Guofang Zhang, PhD, Duke University
“Propionyl-CoA and propionylcarnitine mediate cardiac complications in patients with propionic acidemia”
Update March 2023
Cardiac disease has a high prevalence among patients with propionic acidemia (PA). The pathological mechanism remains largely unknown, particularly due to the nature of chronic development. It is challenging to predict the cardiac diseases development in PA patients simply by the PCC mutations, propionyl-CoA carboxylase (PCC) enzyme activity or acute metabolic changes in plasma or urine because no strong correlation between cardiac phenotype (severity of disease) and genotype, metabolic decompensations or residual enzyme activity has been observed from the clinical cases.
Fatty acids with various chain-lengths are major fuels for heart. Our previous data demonstrated that propionate rather than amino acids is a major source of cardiac propionyl-CoA. In addition, the deficiency of PCC reduces the hepatic disposal of microbiome-derived propionate and promotes odd-chain fatty acid synthesis, both of which impose metabolic stress on heart. Propionyl-CoA accumulation derived from propionate and odd-chain fatty acids could interrupt cardiac energy metabolism. The low ATP further inhibits propionyl-CoA carboxylation according to our recent ischemia study. The impaired energy metabolism and propionyl-CoA accumulation forms a vicious circle.
With a third-year grant support from PAF, we will collaborate with Drs Eva Richard Rodríguez and Lourdes R. Desviat from Universidad Autónoma de Madrid on how energy metabolism in PCCA- or PCCB- iPSC-cardiomyocytes derived from human patients is altered by stable isotope analysis, particularly under the stress of propionate and odd-chain fatty acids. Another Aim is to improve cardiac energy metabolism by targeting propionate and odd-chain fatty acid metabolism.
Update August 2020
Cardiac disease is one of complications often associated with propionic acidemia (PA). Understanding the pathological mechanism is essential to prevent the development of complication. Our previous research has shown that propionyl-CoA accumulation inhibits the metabolism of fatty acid which is a major fuel for cardiac energy. The loss of fuel switch flexibility could interfere with cardiac energy metabolism and potentially develop cardiac complications particularly under various stresses. Our research was funded by PAF to investigate the pathological mechanism of cardiomyopathy associated with PA in 2019. In the year 1 of PAF award, we started to map out the metabolic source of propionyl-CoA in heart. Surprisingly, the amino acids (isoleucine, threonine, methionine, valine) and protein which are known to be substrates of propionyl-CoA have negligible contribution to propionyl-CoA production in heart. However, our data does not exclude the possibility that these amino acids substantially contribute to propionyl-CoA production in other organs, like liver. Circulating propionate is a major source of cardiac propionyl-CoA. It also fits the observation that heart prefers fatty acids including short-chain fatty acids as energy substrates. More than 99% propionate originating from microbiome is efficiently removed/metabolized at its first pass through liver in healthy rodents. Therefore, circulating propionate maintains at very low level after liver. The deficiency of PCC attenuates hepatic ability of disposing propionate and increases circulating propionate level, which exacerbates propionyl-CoA accumulation in heart. Our results show the “metabolic filtering” role of liver in maintaining efficient cardiac energy metabolism.

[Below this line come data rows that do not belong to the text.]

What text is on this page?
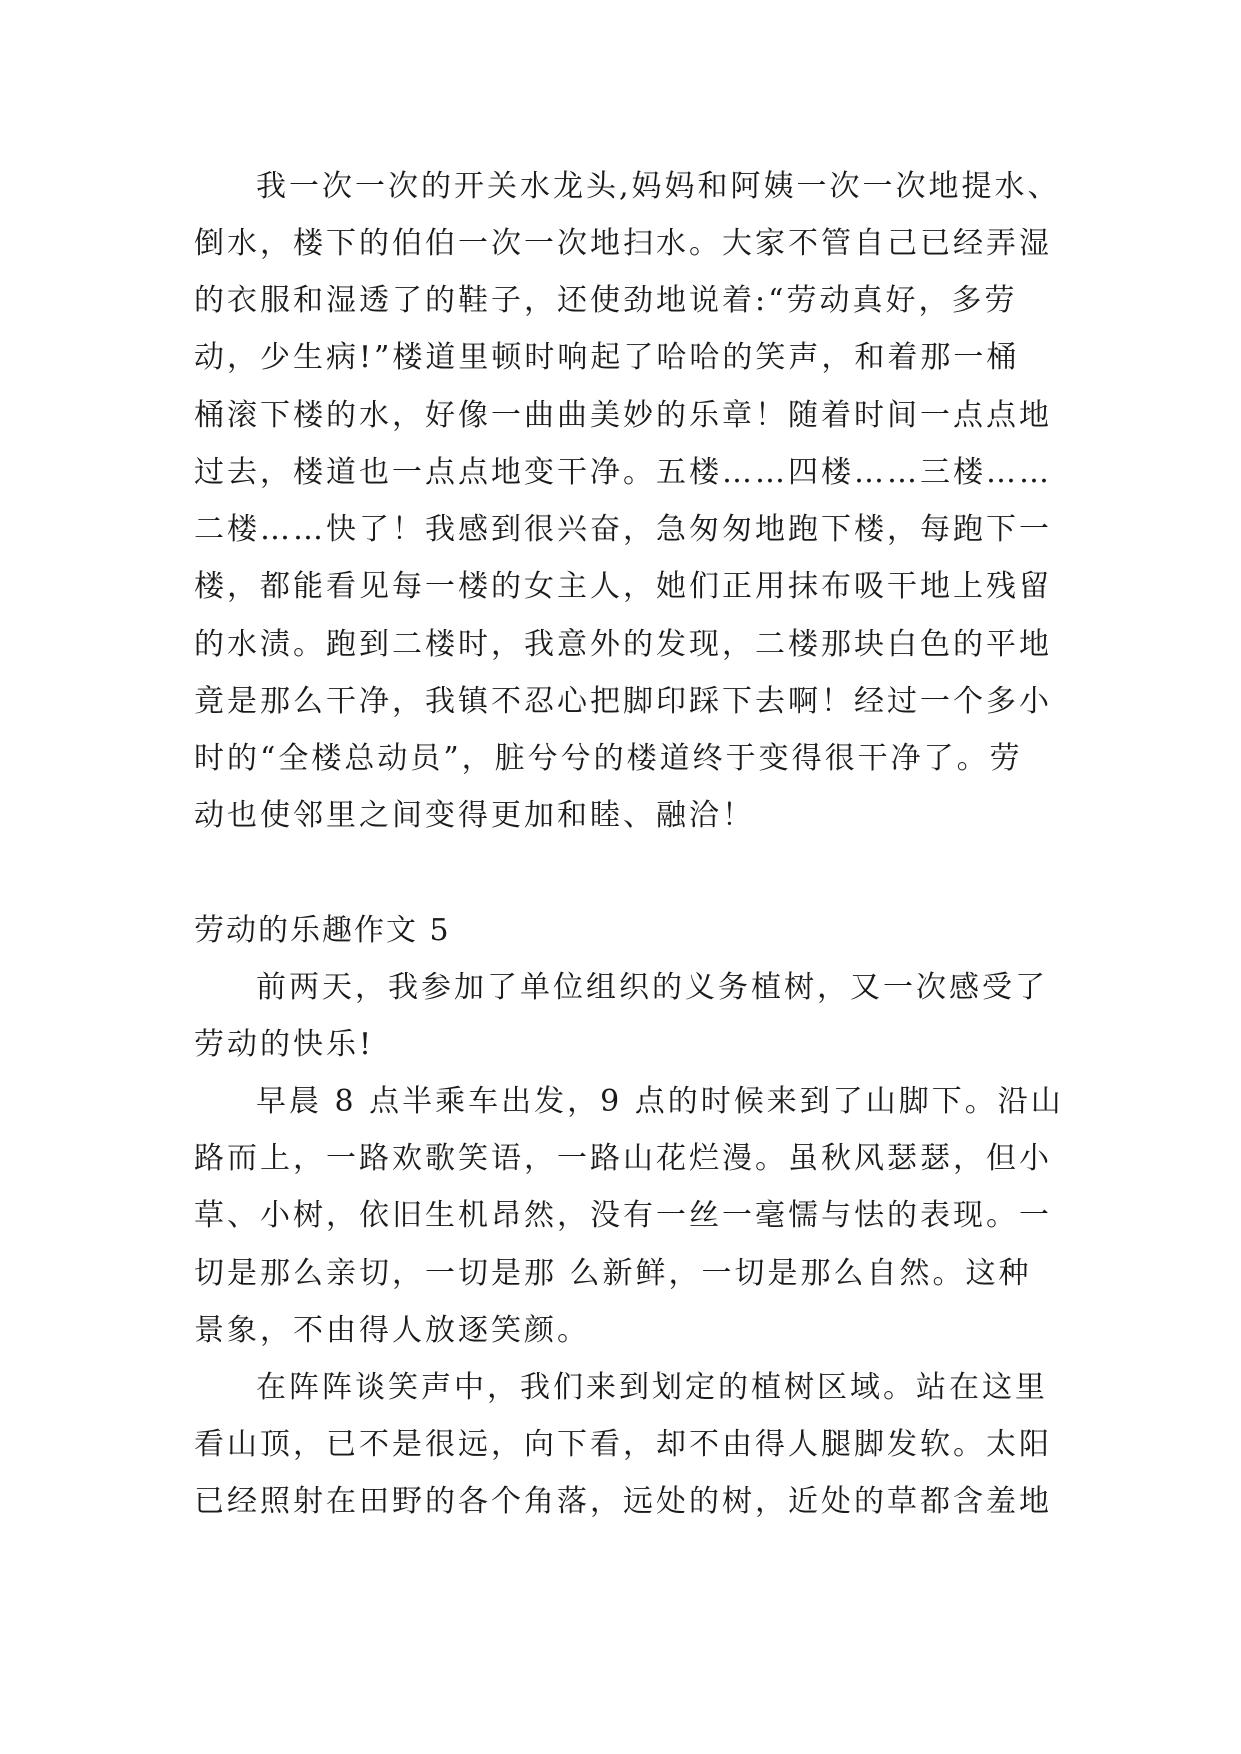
我一次一次的开关水龙头,妈妈和阿姨一次一次地提水、
倒水，楼下的伯伯一次一次地扫水。大家不管自己已经弄湿
的衣服和湿透了的鞋子，还使劲地说着:“劳动真好，多劳
动，少生病!”楼道里顿时响起了哈哈的笑声，和着那一桶
桶滚下楼的水，好像一曲曲美妙的乐章！随着时间一点点地
过去，楼道也一点点地变干净。五楼……四楼……三楼……
二楼……快了！我感到很兴奋，急匆匆地跑下楼，每跑下一
楼，都能看见每一楼的女主人，她们正用抹布吸干地上残留
的水渍。跑到二楼时，我意外的发现，二楼那块白色的平地
竟是那么干净，我镇不忍心把脚印踩下去啊！经过一个多小
时的“全楼总动员”，脏兮兮的楼道终于变得很干净了。劳
动也使邻里之间变得更加和睦、融洽！
劳动的乐趣作文 5
前两天，我参加了单位组织的义务植树，又一次感受了
劳动的快乐!
早晨 8 点半乘车出发，9 点的时候来到了山脚下。沿山
路而上，一路欢歌笑语，一路山花烂漫。虽秋风瑟瑟，但小
草、小树，依旧生机昂然，没有一丝一毫懦与怯的表现。一
切是那么亲切，一切是那 么新鲜，一切是那么自然。这种
景象，不由得人放逐笑颜。
在阵阵谈笑声中，我们来到划定的植树区域。站在这里
看山顶，已不是很远，向下看，却不由得人腿脚发软。太阳
已经照射在田野的各个角落，远处的树，近处的草都含羞地
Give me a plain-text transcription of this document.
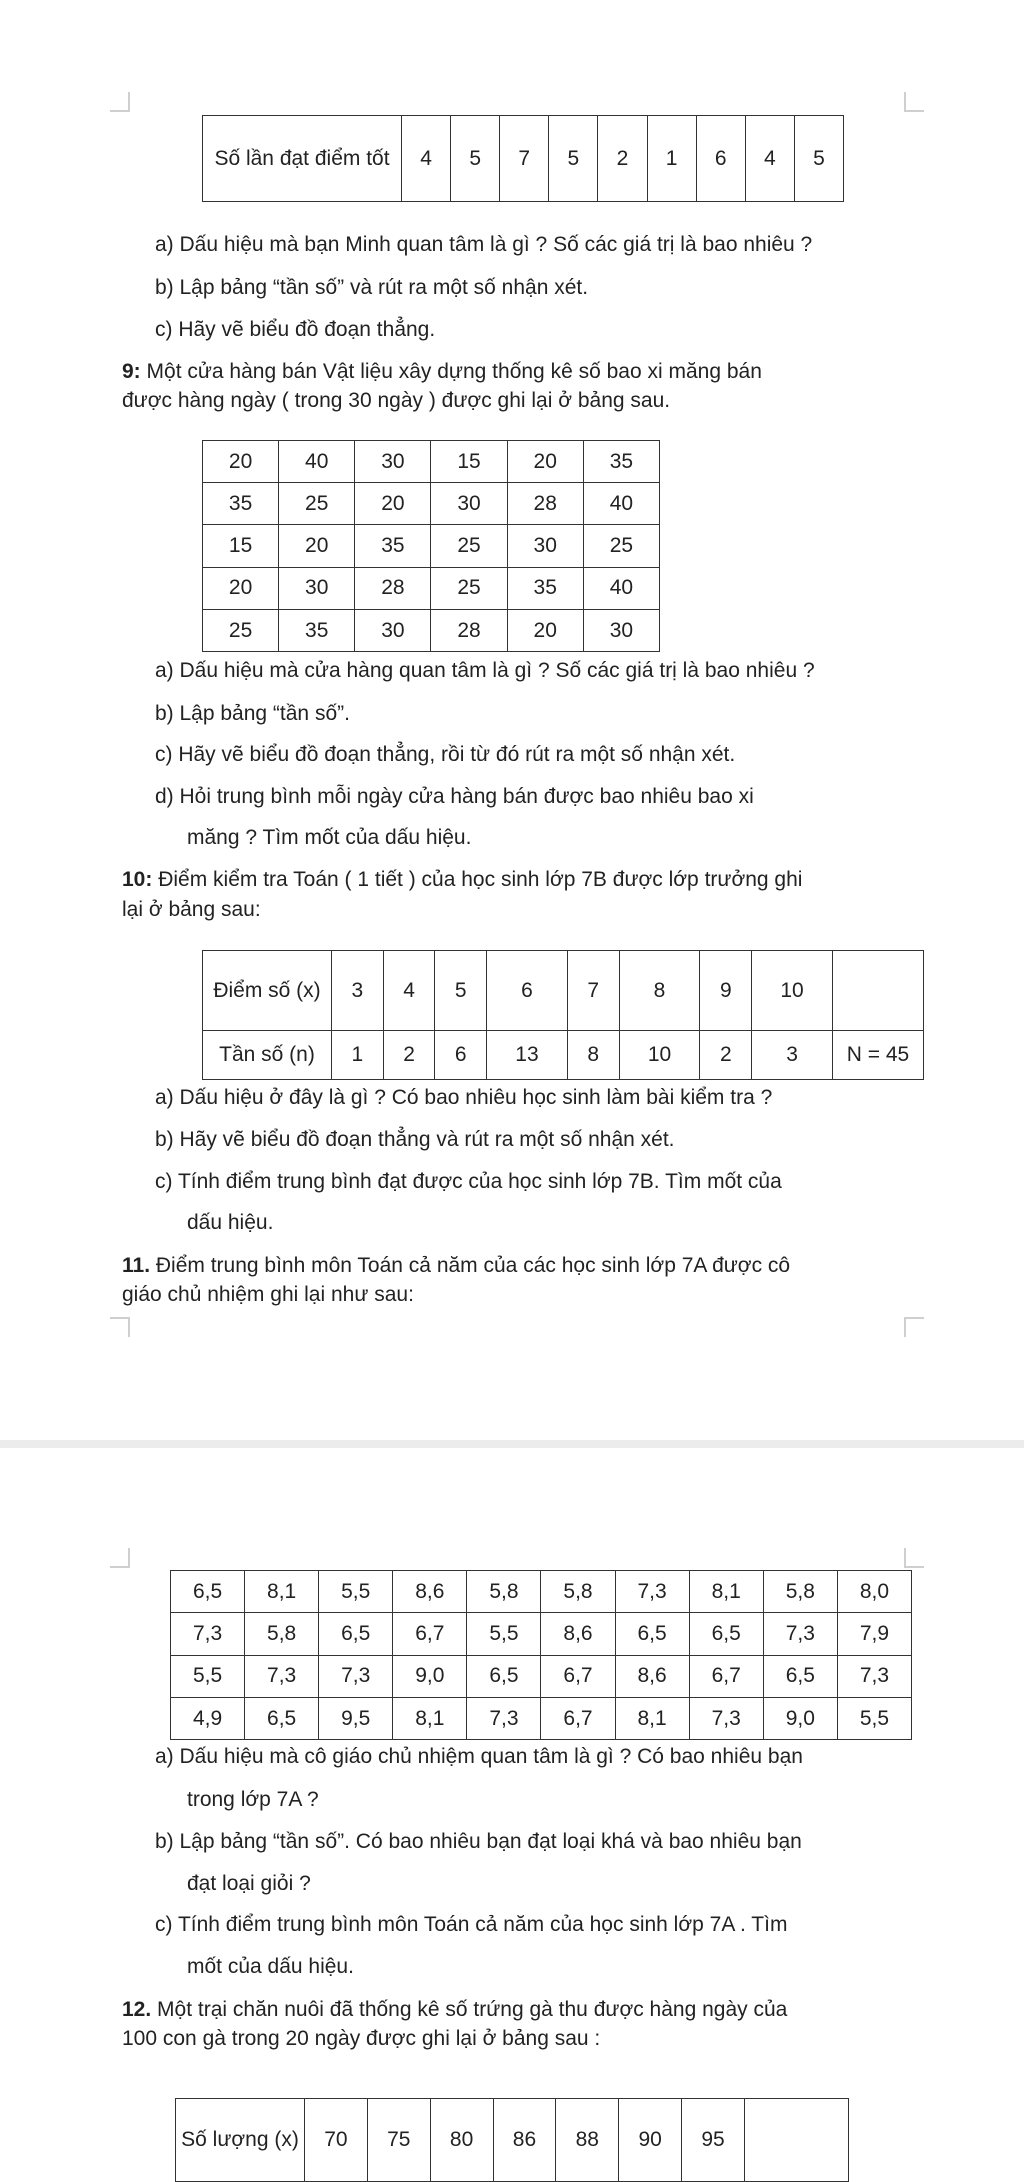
Số lần đạt điểm tốt	4	5	7	5	2	1	6	4	5
a) Dấu hiệu mà bạn Minh quan tâm là gì ? Số các giá trị là bao nhiêu ?
b) Lập bảng “tần số” và rút ra một số nhận xét.
c) Hãy vẽ biểu đồ đoạn thẳng.
9: Một cửa hàng bán Vật liệu xây dựng thống kê số bao xi măng bán
được hàng ngày ( trong 30 ngày ) được ghi lại ở bảng sau.
20	40	30	15	20	35
35	25	20	30	28	40
15	20	35	25	30	25
20	30	28	25	35	40
25	35	30	28	20	30
a) Dấu hiệu mà cửa hàng quan tâm là gì ? Số các giá trị là bao nhiêu ?
b) Lập bảng “tần số”.
c) Hãy vẽ biểu đồ đoạn thẳng, rồi từ đó rút ra một số nhận xét.
d) Hỏi trung bình mỗi ngày cửa hàng bán được bao nhiêu bao xi
măng ? Tìm mốt của dấu hiệu.
10: Điểm kiểm tra Toán ( 1 tiết ) của học sinh lớp 7B được lớp trưởng ghi
lại ở bảng sau:
Điểm số (x)	3	4	5	6	7	8	9	10	
Tần số (n)	1	2	6	13	8	10	2	3	N = 45
a) Dấu hiệu ở đây là gì ? Có bao nhiêu học sinh làm bài kiểm tra ?
b) Hãy vẽ biểu đồ đoạn thẳng và rút ra một số nhận xét.
c) Tính điểm trung bình đạt được của học sinh lớp 7B. Tìm mốt của
dấu hiệu.
11. Điểm trung bình môn Toán cả năm của các học sinh lớp 7A được cô
giáo chủ nhiệm ghi lại như sau:
6,5	8,1	5,5	8,6	5,8	5,8	7,3	8,1	5,8	8,0
7,3	5,8	6,5	6,7	5,5	8,6	6,5	6,5	7,3	7,9
5,5	7,3	7,3	9,0	6,5	6,7	8,6	6,7	6,5	7,3
4,9	6,5	9,5	8,1	7,3	6,7	8,1	7,3	9,0	5,5
a) Dấu hiệu mà cô giáo chủ nhiệm quan tâm là gì ? Có bao nhiêu bạn
trong lớp 7A ?
b) Lập bảng “tần số”. Có bao nhiêu bạn đạt loại khá và bao nhiêu bạn
đạt loại giỏi ?
c) Tính điểm trung bình môn Toán cả năm của học sinh lớp 7A . Tìm
mốt của dấu hiệu.
12. Một trại chăn nuôi đã thống kê số trứng gà thu được hàng ngày của
100 con gà trong 20 ngày được ghi lại ở bảng sau :
Số lượng (x)	70	75	80	86	88	90	95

In order to understand the pathological mechanism of cardiac complication associated with PA, a PA-mediated cardiac complication model is essential. In year 2 of PAF award, we will first develop and confirm a mouse model with cardiac complication before pathological mechanism study. With the collaboration with Dr. Michael Barry, we will characterize cardiac function and metabolic phenotype of Pcca-/-(A138T) mouse that is a PA animal model created by Dr. Michael Barry. We will induce cardiac complication with Pcca-/-(A138T) mice by diets or stresses if it is necessary. After that, we will examine how cardiac energy metabolism is disturbed using stable isotope-based metabolic flux and RNA-Seq approaches. Furthermore, we will further investigate how propionylcarnitine expansion in the heart could deplete cardiac acetylcarnitine, acetyl-CoA buffer, and affects cardiac acute energy demanding. The long-term goal of our research is to find a therapeutic target on cardiac propionyl-CoA metabolism to mitigate cardiac complication associated with PA.